Friday, April 17

My Daily Practice

I'd like to share my daily practice and some thoughts about each practice.

Morning Practice

Eight Pieces of Silk. This is a set of simple Chinese exercises I learned as a young man. The instructor said I would live a healthy life if I did these twice a day. In typical fashion, I do them once a day. Here is a description I found in this PDF from a Google search. The instructions are very similar to the eight I was taught.

Greeting the Sun. Another Chinese exercise, a basic yoga move, I believe. I breathe in while raising my hands together up the center of my body. When my hands get to my face and my lungs are full, I exhale and push up and out with my hands in a big circle. When my hands come down to my sides and my lungs are empty, I start another inhale and bring my hands slowly up again. I do this eight times to clear my mind and get my breathing right.

Mindfulness Meditation. I sit in a half lotus for 20 minutes. On my best days I spend the first couple of minutes putting my attention on relaxing each part of my body from head to toe. Then, I try to concentrate on my breath, the breathing in and breathing out. It's best for me to concentrate on the air as is comes in and out of my mouth. Other people concentrate on the belly expanding and contracting. When a thought comes into my mind, I try to let it go. If a feeling comes into my body, I try to stay with the emotion, to just live it without judging it. If my cat passes by and rubs against my leg, I will pet her a while. On many days I sit there and worry about my life. I'm not very good at meditation, but I'm willing to be bad at it for as long as it takes. An interesting note: for a few years I did only 10 minutes and did not see a lot of benefit in meditation. Recently I upped it to 20 minutes and I've noticed a big difference. The spiritual lesson is that half measures really do avail us nothing.

Then I get on my knees and say my prayers:

"God I'm an addict and I need help." This is my first prayer of the day. It's pretty basic. This is my first affirmation of the day and it's all about humility.

"God, I can't do this on my own." There's a distinction between needing help and thinking I need someone else's help. It's also an invitation for God to join me today. God is very hands-off if you haven't noticed. God doesn't show up unless you ask him.

The Serenity Prayer. Of course.

The Third Step Prayer. It's from the Big Book, but it's written in King James English! I think Bill and Bob were getting a little grandiose there. I recite it, "God, I offer myself to you..."

The Seventh Step Prayer. This prayer says a lot about the purpose of the Seventh Step that is not in the actual text of the Seventh Step.

List of character defects to be removed. "God please remove from me my grandiosity, my arrogance, my patronizing and my hostility. Please remove my hostility, anger and resentment towards my wife, whom I love." Funny how I've never really had to update that list.

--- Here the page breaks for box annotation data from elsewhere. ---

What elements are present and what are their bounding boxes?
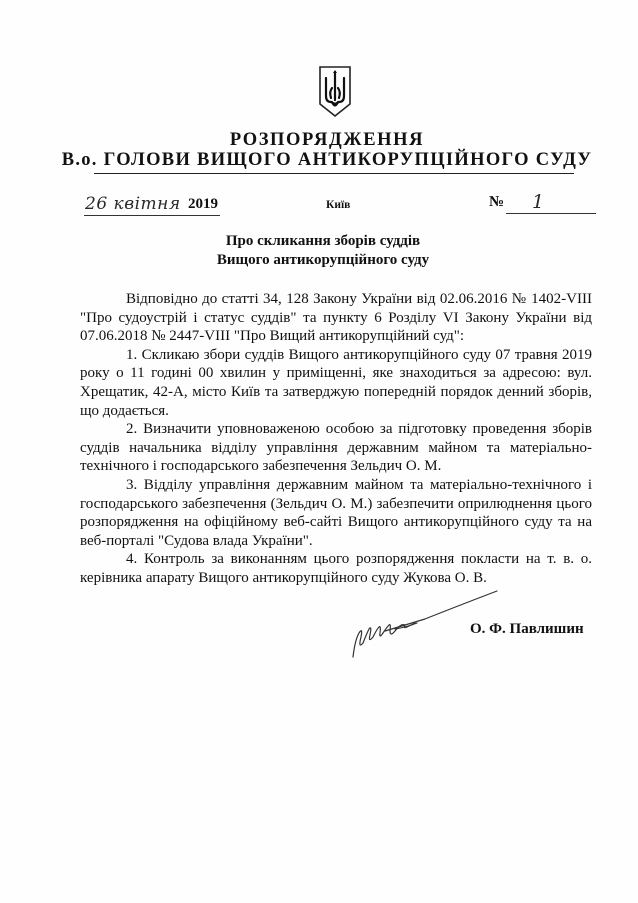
- city-label: Київ: [326, 199, 350, 211]
- date-field: 26 квітня 2019: [84, 194, 220, 216]
- clause-2-paragraph: 2. Визначити уповноваженою особою за під…: [80, 420, 592, 476]
- subject-line-2: Вищого антикорупційного суду: [4, 251, 638, 270]
- number-sign: №: [489, 194, 504, 211]
- document-meta-row: 26 квітня 2019 Київ № 1: [0, 194, 638, 218]
- number-field: 1: [506, 194, 596, 214]
- signer-name: О. Ф. Павлишин: [470, 621, 584, 638]
- document-type-heading: РОЗПОРЯДЖЕННЯ: [8, 130, 638, 151]
- document-body: Відповідно до статті 34, 128 Закону Укра…: [80, 290, 592, 588]
- subject-line-1: Про скликання зборів суддів: [4, 232, 638, 251]
- number-handwritten: 1: [532, 191, 544, 213]
- trident-emblem-icon: [318, 64, 352, 118]
- date-year: 2019: [188, 196, 218, 213]
- date-handwritten: 26 квітня: [85, 194, 181, 214]
- clause-3-paragraph: 3. Відділу управління державним майном т…: [80, 476, 592, 550]
- clause-1-paragraph: 1. Скликаю збори суддів Вищого антикоруп…: [80, 346, 592, 420]
- document-page: РОЗПОРЯДЖЕННЯ В.о. ГОЛОВИ ВИЩОГО АНТИКОР…: [0, 0, 638, 903]
- issuer-heading: В.о. ГОЛОВИ ВИЩОГО АНТИКОРУПЦІЙНОГО СУДУ: [8, 150, 638, 171]
- clause-4-paragraph: 4. Контроль за виконанням цього розпоряд…: [80, 550, 592, 587]
- heading-divider: [94, 173, 574, 174]
- preamble-paragraph: Відповідно до статті 34, 128 Закону Укра…: [80, 290, 592, 346]
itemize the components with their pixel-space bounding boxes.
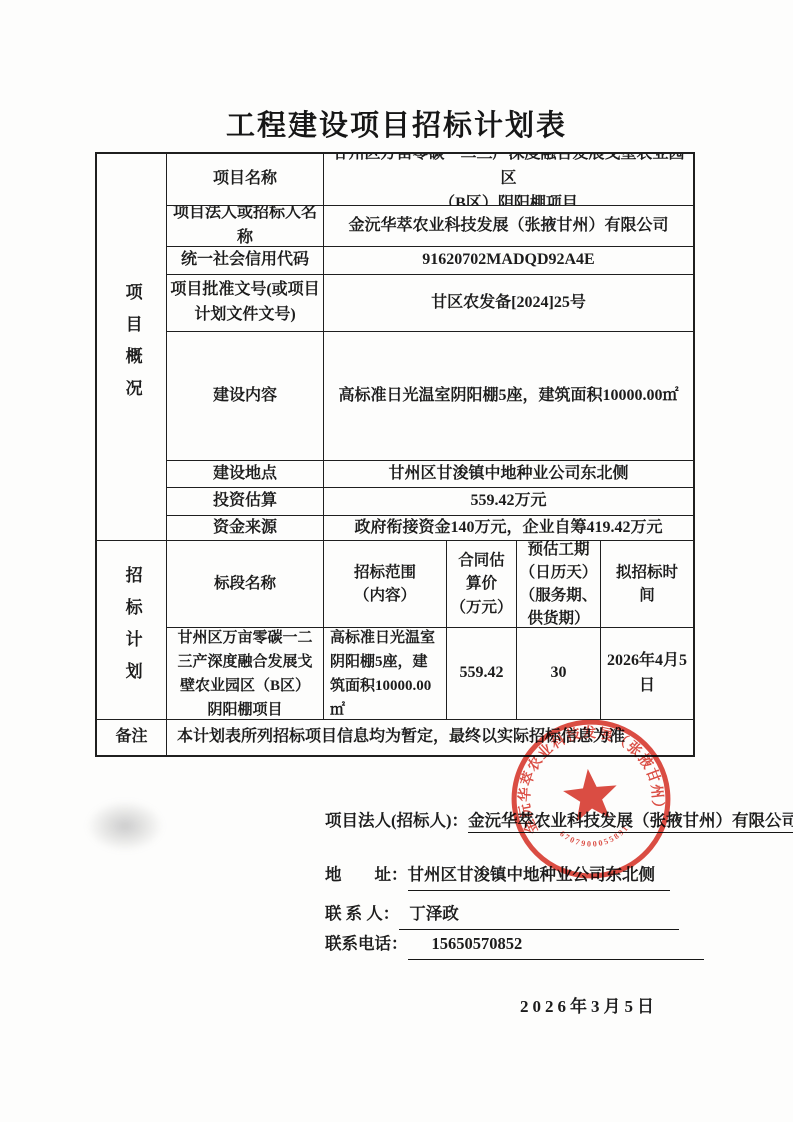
remark-label: 备注 [97, 720, 167, 755]
signature-contact-line: 联 系 人：丁泽政 [325, 901, 679, 930]
field-value-legal-person: 金沅华萃农业科技发展（张掖甘州）有限公司 [324, 206, 693, 247]
field-label-funding-source: 资金来源 [167, 516, 324, 541]
document-title: 工程建设项目招标计划表 [0, 103, 793, 144]
bid-row-estimate: 559.42 [447, 628, 517, 720]
field-label-project-name: 项目名称 [167, 154, 324, 206]
bidding-plan-section: 招标计划 标段名称 招标范围 （内容） 合同估 算价 （万元） 预估工期 （日历… [97, 541, 693, 720]
field-value-approval-number: 甘区农发备[2024]25号 [324, 275, 693, 332]
field-value-funding-source: 政府衔接资金140万元，企业自筹419.42万元 [324, 516, 693, 541]
column-header-bid-scope: 招标范围 （内容） [324, 541, 447, 628]
company-seal-stamp: 金沅华萃农业科技发展（张掖甘州）有限公司 6707900055891 [496, 704, 685, 893]
field-value-construction-content: 高标准日光温室阴阳棚5座，建筑面积10000.00㎡ [324, 332, 693, 461]
field-label-approval-number: 项目批准文号(或项目计划文件文号) [167, 275, 324, 332]
field-value-investment-estimate: 559.42万元 [324, 488, 693, 516]
document-date: 2026年3月5日 [520, 992, 658, 1017]
signature-legal-person-label: 项目法人(招标人)： [325, 811, 468, 830]
field-label-credit-code: 统一社会信用代码 [167, 247, 324, 275]
signature-address-label: 地 址： [325, 865, 408, 884]
field-label-construction-site: 建设地点 [167, 461, 324, 488]
section-label-text: 招标计划 [118, 566, 144, 694]
scan-smudge-artifact [86, 800, 164, 852]
field-value-project-name: 甘州区万亩零碳一二三产深度融合发展戈壁农业园区 （B区）阴阳棚项目 [324, 154, 693, 206]
signature-phone-label: 联系电话： [325, 934, 408, 953]
section-label-text: 项目概况 [118, 283, 144, 411]
section-label-project-overview: 项目概况 [97, 154, 167, 541]
bid-row-duration: 30 [517, 628, 601, 720]
field-label-legal-person: 项目法人或招标人名称 [167, 206, 324, 247]
bidding-plan-table: 项目概况 项目名称 甘州区万亩零碳一二三产深度融合发展戈壁农业园区 （B区）阴阳… [95, 152, 695, 757]
svg-text:6707900055891: 6707900055891 [557, 822, 632, 852]
column-header-contract-estimate: 合同估 算价 （万元） [447, 541, 517, 628]
bid-row-scope: 高标准日光温室阴阳棚5座，建筑面积10000.00㎡ [324, 628, 447, 720]
seal-serial-number: 6707900055891 [557, 822, 632, 852]
column-header-proposed-bid-time: 拟招标时 间 [601, 541, 693, 628]
document-page: 工程建设项目招标计划表 项目概况 项目名称 甘州区万亩零碳一二三产深度融合发展戈… [0, 0, 793, 1122]
field-value-construction-site: 甘州区甘浚镇中地种业公司东北侧 [324, 461, 693, 488]
bid-row-section-name: 甘州区万亩零碳一二三产深度融合发展戈壁农业园区（B区）阴阳棚项目 [167, 628, 324, 720]
signature-phone-line: 联系电话：15650570852 [325, 931, 704, 960]
signature-contact-value: 丁泽政 [399, 901, 679, 930]
field-label-construction-content: 建设内容 [167, 332, 324, 461]
column-header-section-name: 标段名称 [167, 541, 324, 628]
signature-contact-label: 联 系 人： [325, 904, 399, 923]
seal-star-icon [561, 766, 620, 823]
field-value-credit-code: 91620702MADQD92A4E [324, 247, 693, 275]
column-header-estimated-duration: 预估工期 （日历天） （服务期、 供货期） [517, 541, 601, 628]
project-overview-section: 项目概况 项目名称 甘州区万亩零碳一二三产深度融合发展戈壁农业园区 （B区）阴阳… [97, 154, 693, 541]
field-label-investment-estimate: 投资估算 [167, 488, 324, 516]
section-label-bidding-plan: 招标计划 [97, 541, 167, 720]
signature-phone-value: 15650570852 [408, 931, 704, 960]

Prayers and affirmations specifically for my addiction. "Dear God, please remove my breast fetish. I don't need to control women to be okay. Dear God, please remove my desire to look at pictures of women's breasts. Sex is a part of my life, it's not my whole life." These are remarkably effective for me.

Any other prayer that comes to mind. I should probably look forward to what is coming up in the day, but I don't.

Daytime Practice

Spot Check. If anything is upsetting me, I do a 10th Step spot check. I ask myself, "What is my part in this?" I ask myself if there's any amends that need to be made. And then I do them. Promptly admitting my wrongs is very effective.

Spot Prayers. The Serenity Prayer is a good one to throw in at any time. A favorite daytime prayer for me is "Thank you, God, for bringing me to this place." This works for whatever situation I find myself it, "good" or "bad". A prayer I use just before doing something that I'm worried about is "God, I don't know how to do this." It's a great prayer especially when I think I know damn well what to do. Finally, "Thanks" is just a great, quick prayer.

Calling an addict. I try to get a call in to my sponsor or another addict every day. It grounds me.

Bedtime Practice

Gratitude list. I fill out a little list of things I'm grateful for. I actually just started this about a month ago after eight years of thinking it was "not for me". It's been a great month. This one you should try especially if you think it's a stupid idea.

Tenth Step inventory. I have an actual form I've created, a scoresheet. It's good for me to quantify things. I list positive behaviors and negative behaviors and tally which ones I've done during the day. I'll write a whole post on this some other time.

Recovery Reading. I read a little from a recovery book every night. My commitment is to merely open the book and close it. Occassionally that's all I do. Usually I read about a page. The book I'm opening right now is Twelve Steps and Twelve Traditions.

Spiritual Reading. This is the Bible or some other spiritual, non-recovery text. Right now I'm reading Tara Brach's Radical Acceptance.

There are other things, of course, I do throughout the day (attending meetings, step work, etc.), but these are the things I do every day.